Saturday, June 19, 2010

Indian Immigrants and American Identity

Every day that I walk the dog in the woods I pass by one of the biggest houses in my neighborhood. It's an extra-long 70s trilevel, with a perfect lawn, a plastic wreath of blue flowers on the door and huge deck with gas grill out back. There is a big Winnebago parked in the driveway, along with a BMW, and since each of the three or four resident college-age children has a car, there is often a long line along the curb. I have never met the residents except to say hello, but they are obviously south Asians, and I sometimes muse that they have gone American in a really big way.

I was thinking about this because Jesse Washington of the Associated Press has a feature today on Indian-American politicians running for Congress or governor -- there are eight this year, a record. Part of the story is about whether some of these people, especially governor Bobby Jindal of Louisiana and likely future governor Nikki Haley of South Carolina, have shed their Indian identities in their pursuit of power. Bobby Jindal was born Piyush, and Nikki Haley was born Nimrata Nikki Randhawa, and both converted to Christianity as teenagers.

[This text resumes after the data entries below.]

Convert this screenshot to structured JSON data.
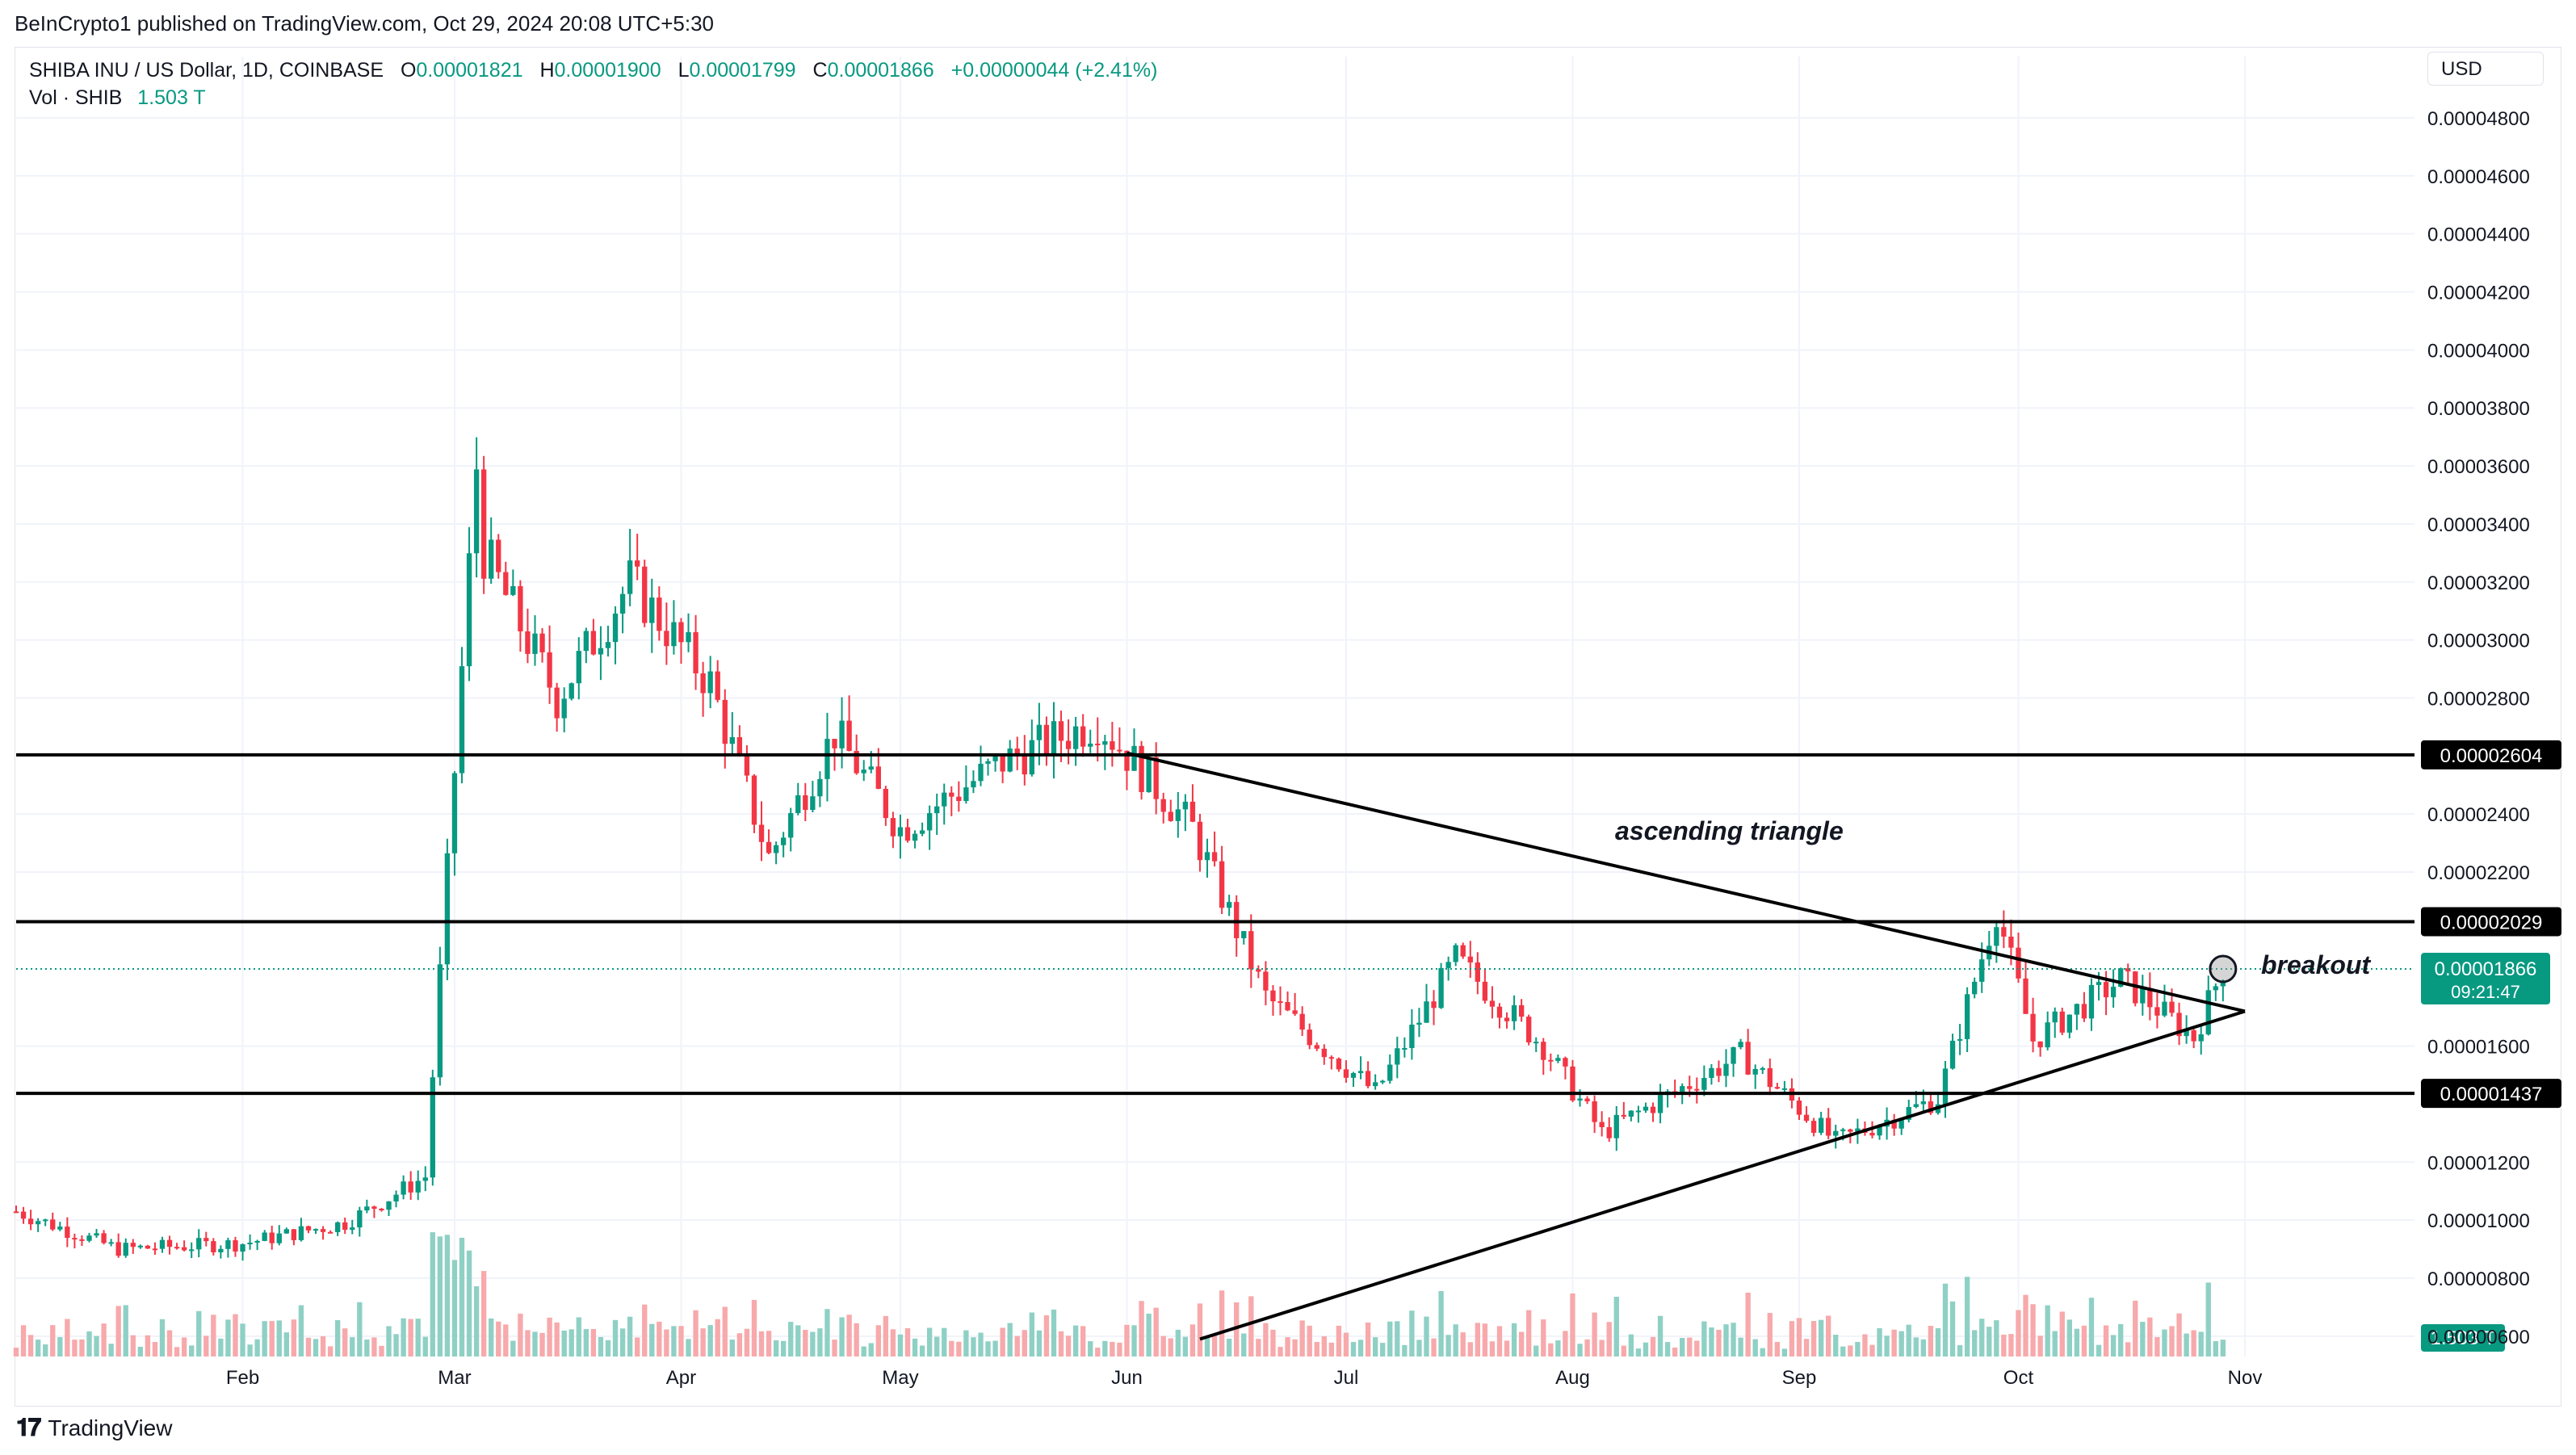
{
  "header": {
    "published": "BeInCrypto1 published on TradingView.com, Oct 29, 2024 20:08 UTC+5:30"
  },
  "legend": {
    "symbol": "SHIBA INU / US Dollar, 1D, COINBASE",
    "o_label": "O",
    "o": "0.00001821",
    "h_label": "H",
    "h": "0.00001900",
    "l_label": "L",
    "l": "0.00001799",
    "c_label": "C",
    "c": "0.00001866",
    "change": "+0.00000044 (+2.41%)",
    "vol_label": "Vol · SHIB",
    "vol": "1.503 T"
  },
  "currency": "USD",
  "footer": {
    "brand": "TradingView"
  },
  "colors": {
    "up": "#089981",
    "down": "#f23645",
    "up_vol": "#8fd0c5",
    "down_vol": "#f7a9ab",
    "line": "#000000"
  },
  "chart_data": {
    "type": "candlestick",
    "symbol": "SHIBA INU / US Dollar",
    "interval": "1D",
    "exchange": "COINBASE",
    "ylim": [
      5e-06,
      4.9e-06
    ],
    "y_ticks": [
      "0.00000600",
      "0.00000800",
      "0.00001000",
      "0.00001200",
      "0.00001600",
      "0.00002200",
      "0.00002400",
      "0.00002800",
      "0.00003000",
      "0.00003200",
      "0.00003400",
      "0.00003600",
      "0.00003800",
      "0.00004000",
      "0.00004200",
      "0.00004400",
      "0.00004600",
      "0.00004800"
    ],
    "x_ticks": [
      "Feb",
      "Mar",
      "Apr",
      "May",
      "Jun",
      "Jul",
      "Aug",
      "Sep",
      "Oct",
      "Nov"
    ],
    "price_markers": [
      {
        "label": "0.00002604",
        "value": 2.604e-05
      },
      {
        "label": "0.00002029",
        "value": 2.029e-05
      },
      {
        "label": "0.00001437",
        "value": 1.437e-05
      }
    ],
    "last_price": {
      "label": "0.00001866",
      "value": 1.866e-05,
      "countdown": "09:21:47"
    },
    "volume_marker": {
      "label": "1.503 T"
    },
    "annotations": [
      {
        "text": "ascending triangle"
      },
      {
        "text": "breakout"
      }
    ],
    "trendlines": [
      {
        "from": [
          "2024-06-01",
          2.61e-05
        ],
        "to": [
          "2024-11-01",
          1.72e-05
        ]
      },
      {
        "from": [
          "2024-06-11",
          5.9e-06
        ],
        "to": [
          "2024-11-01",
          1.72e-05
        ]
      }
    ],
    "series": [
      {
        "x": "2024-01-01",
        "close": 1.03e-05
      },
      {
        "x": "2024-01-15",
        "close": 9e-06
      },
      {
        "x": "2024-02-01",
        "close": 9.2e-06
      },
      {
        "x": "2024-02-15",
        "close": 9.9e-06
      },
      {
        "x": "2024-02-26",
        "close": 1.15e-05
      },
      {
        "x": "2024-03-04",
        "close": 3.6e-05
      },
      {
        "x": "2024-03-05",
        "close": 3.3e-05
      },
      {
        "x": "2024-03-15",
        "close": 2.8e-05
      },
      {
        "x": "2024-03-25",
        "close": 3.2e-05
      },
      {
        "x": "2024-04-05",
        "close": 2.85e-05
      },
      {
        "x": "2024-04-13",
        "close": 2.25e-05
      },
      {
        "x": "2024-04-22",
        "close": 2.68e-05
      },
      {
        "x": "2024-05-01",
        "close": 2.35e-05
      },
      {
        "x": "2024-05-15",
        "close": 2.58e-05
      },
      {
        "x": "2024-05-28",
        "close": 2.72e-05
      },
      {
        "x": "2024-06-10",
        "close": 2.35e-05
      },
      {
        "x": "2024-06-20",
        "close": 1.77e-05
      },
      {
        "x": "2024-07-05",
        "close": 1.44e-05
      },
      {
        "x": "2024-07-16",
        "close": 1.9e-05
      },
      {
        "x": "2024-07-28",
        "close": 1.6e-05
      },
      {
        "x": "2024-08-05",
        "close": 1.3e-05
      },
      {
        "x": "2024-08-24",
        "close": 1.57e-05
      },
      {
        "x": "2024-09-06",
        "close": 1.27e-05
      },
      {
        "x": "2024-09-20",
        "close": 1.42e-05
      },
      {
        "x": "2024-09-28",
        "close": 2.07e-05
      },
      {
        "x": "2024-10-03",
        "close": 1.62e-05
      },
      {
        "x": "2024-10-15",
        "close": 1.83e-05
      },
      {
        "x": "2024-10-25",
        "close": 1.63e-05
      },
      {
        "x": "2024-10-29",
        "close": 1.87e-05
      }
    ]
  }
}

Vidya Pradhan, editor of India Currents magazine, says Haley and Jindal

were really ambitious about their politics, and they could not do it being Hindu or their old religion. I do think it was a political move. They felt that not being a Christian would hurt them.
I think this is unnecessarily cynical. Consider my neighbors, who don't seem to be running for anything, and millions of other immigrants who have thrown themselves whole hog into becoming Americans. Many Hispanic immigrants have converted to Protestantism in America, so why assume that Sikhs and Hindus who convert must have political motives?